FNFA Staff





          FNFA Borrowing Process

          FNFA receives loan requests from First Nations that are borrowing members.  FNFA utilizes its credit facility through its banking syndicate to fund member requests as they are needed. Most loans start in the bridge financing program (floating rate loans that require interest only payments) and then transition into fixed rate debenture loans (that require both interest and principal payments) when FNFA issues its next debenture.

          Following the FNFA Board’s authorization to proceed with a debenture issuance, FNFA will meet with its banking syndicate who will advise on the willingness of the capital market investors to lend. When the time is right, FNFA, through the banking syndicate will issue a debenture to be purchased by the investors.

          FNFA’s debentures are purchased by institutional investors in Canada, the USA, and Europe.

          Relending Process

          Once the debenture issue has been sold through the syndicate to the investors, the proceeds will be used to repay the bridge financing loans or will be sent to the FNFA borrowing member. During the life of a debenture issue, the cash collected from FNFA’s borrowing members will be sufficient to cover FNFA’s liability to the investors.

          Sinking Funds

          FNFA’s policy is to relend on a sinking fund basis. A sinking fund is where the principal and interest payments each year by the borrowing member remain constant. The sinking fund consists of the principal portion of the loan payments collected from the borrowing members. These principal payments are not due to be paid to the investors until the end of the debenture (usually 10 years), and so these principal monies are invested. The earnings on these investments are credited to FNFA’s borrowing members, helping them repay their loans quicker. Interest payments collected from each borrowing member, however, are paid every six months to the debenture investors. Borrowing members will receive regular statements on each debenture issue in which they are participating so the accounting records are complete.

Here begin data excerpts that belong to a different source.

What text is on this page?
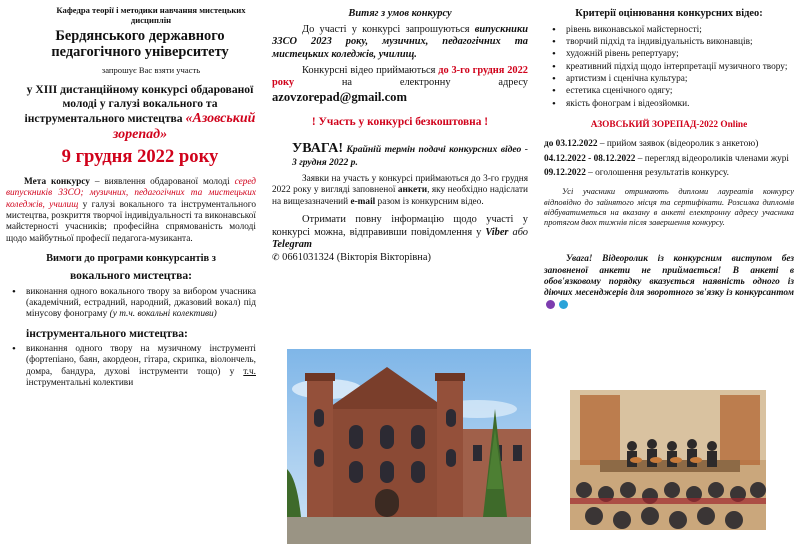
Кафедра теорії і методики навчання мистецьких дисциплін
Бердянського державного педагогічного університету
запрошує Вас взяти участь
у ХІІІ дистанційному конкурсі обдарованої молоді у галузі вокального та інструментального мистецтва «Азовський зорепад»
9 грудня 2022 року

Мета конкурсу – виявлення обдарованої молоді серед випускників ЗЗСО; музичних, педагогічних та мистецьких коледжів, училищ у галузі вокального та інструментального мистецтва, розкриття творчої індивідуальності та виконавської майстерності учасників; професійна спрямованість молоді щодо майбутньої професії педагога-музиканта.

Вимоги до програми конкурсантів з
вокального мистецтва:
• виконання одного вокального твору за вибором учасника (академічний, естрадний, народний, джазовий вокал) під мінусову фонограму (у т.ч. вокальні колективи)
інструментального мистецтва:
• виконання одного твору на музичному інструменті (фортепіано, баян, акордеон, гітара, скрипка, віолончель, домра, бандура, духові інструменти тощо) у т.ч. інструментальні колективи
Витяг з умов конкурсу

До участі у конкурсі запрошуються випускники ЗЗСО 2023 року, музичних, педагогічних та мистецьких коледжів, училищ.

Конкурсні відео приймаються до 3-го грудня 2022 року на електронну адресу azovzorepad@gmail.com

! Участь у конкурсі безкоштовна !

УВАГА! Крайній термін подачі конкурсних відео - 3 грудня 2022 р.

Заявки на участь у конкурсі приймаються до 3-го грудня 2022 року у вигляді заповненої анкети, яку необхідно надіслати на вищезазначений e-mail разом із конкурсним відео.

Отримати повну інформацію щодо участі у конкурсі можна, відправивши повідомлення у Viber або Telegram
✆ 0661031324 (Вікторія Вікторівна)

Критерії оцінювання конкурсних відео:
• рівень виконавської майстерності;
• творчий підхід та індивідуальність виконавців;
• художній рівень репертуару;
• креативний підхід щодо інтерпретації музичного твору;
• артистизм і сценічна культура;
• естетика сценічного одягу;
• якість фонограм і відеозйомки.
АЗОВСЬКИЙ ЗОРЕПАД-2022 Online

до 03.12.2022 – прийом заявок (відеоролик з анкетою)

04.12.2022 - 08.12.2022 – перегляд відеороликів членами журі

09.12.2022 – оголошення результатів конкурсу.

Усі учасники отримають дипломи лауреатів конкурсу відповідно до зайнятого місця та сертифікати. Розсилка дипломів відбуватиметься на вказану в анкеті електронну адресу учасника протягом двох тижнів після завершення конкурсу.
Увага! Відеоролик із конкурсним виступом без заповненої анкети не приймається! В анкеті в обов'язковому порядку вказується наявність одного із діючих месенджерів для зворотного зв'язку із конкурсантом
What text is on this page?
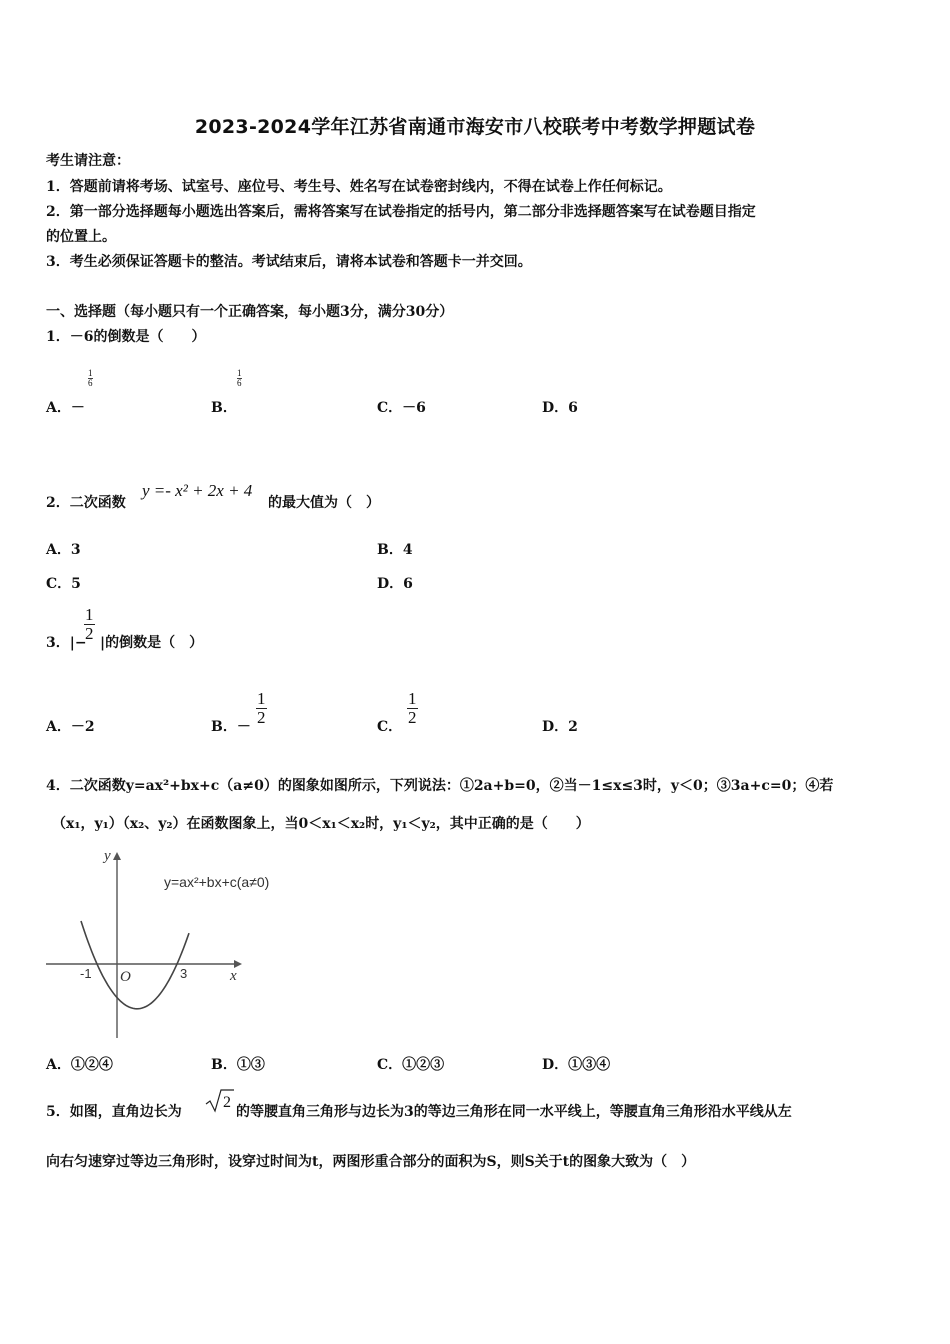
2023-2024学年江苏省南通市海安市八校联考中考数学押题试卷
考生请注意：
1．答题前请将考场、试室号、座位号、考生号、姓名写在试卷密封线内，不得在试卷上作任何标记。
2．第一部分选择题每小题选出答案后，需将答案写在试卷指定的括号内，第二部分非选择题答案写在试卷题目指定
的位置上。
3．考生必须保证答题卡的整洁。考试结束后，请将本试卷和答题卡一并交回。
一、选择题（每小题只有一个正确答案，每小题3分，满分30分）
1．－6的倒数是（　　）
$\frac{1}{6}$
A．－
$\frac{1}{6}$
B．	C．－6	D．6
2．二次函数
y =- x² + 2x + 4
的最大值为（　）
A．3	B．4
C．5	D．6
3．|−
$\frac{1}{2}$ |的倒数是（　）
A．－2	B．－ $\frac{1}{2}$	C． $\frac{1}{2}$	D．2
4．二次函数y=ax²+bx+c（a≠0）的图象如图所示，下列说法：①2a+b=0，②当－1≤x≤3时，y＜0；③3a+c=0；④若
（x₁，y₁）（x₂、y₂）在函数图象上，当0＜x₁＜x₂时，y₁＜y₂，其中正确的是（　　）
y
x
O
-1	3
y=ax²+bx+c(a≠0)
A．①②④	B．①③	C．①②③	D．①③④
5．如图，直角边长为
2
的等腰直角三角形与边长为3的等边三角形在同一水平线上，等腰直角三角形沿水平线从左
向右匀速穿过等边三角形时，设穿过时间为t，两图形重合部分的面积为S，则S关于t的图象大致为（　）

          Debt Reserve Fund

          In addition to the sinking fund, a Debt Reserve Fund (DRF) is established to assure enough funds are available to meet all principal, interest or sinking fund payments obligations. Each borrowing member requesting a loan will, as a condition of participating, contribute an amount equal to 5% of the total amount borrowed into the DRF. The DRF is a critical safeguard to FNFA achieving an investment-grade credit rating, which means lower interest rates for our borrowing members. This safeguard is the first line of defense against a missed or insufficient loan payment from a FNFA borrowing member. Once a borrowing member has made all its loan service payments in full and the loan is repaid, this 5% plus earnings are returned to each borrowing member.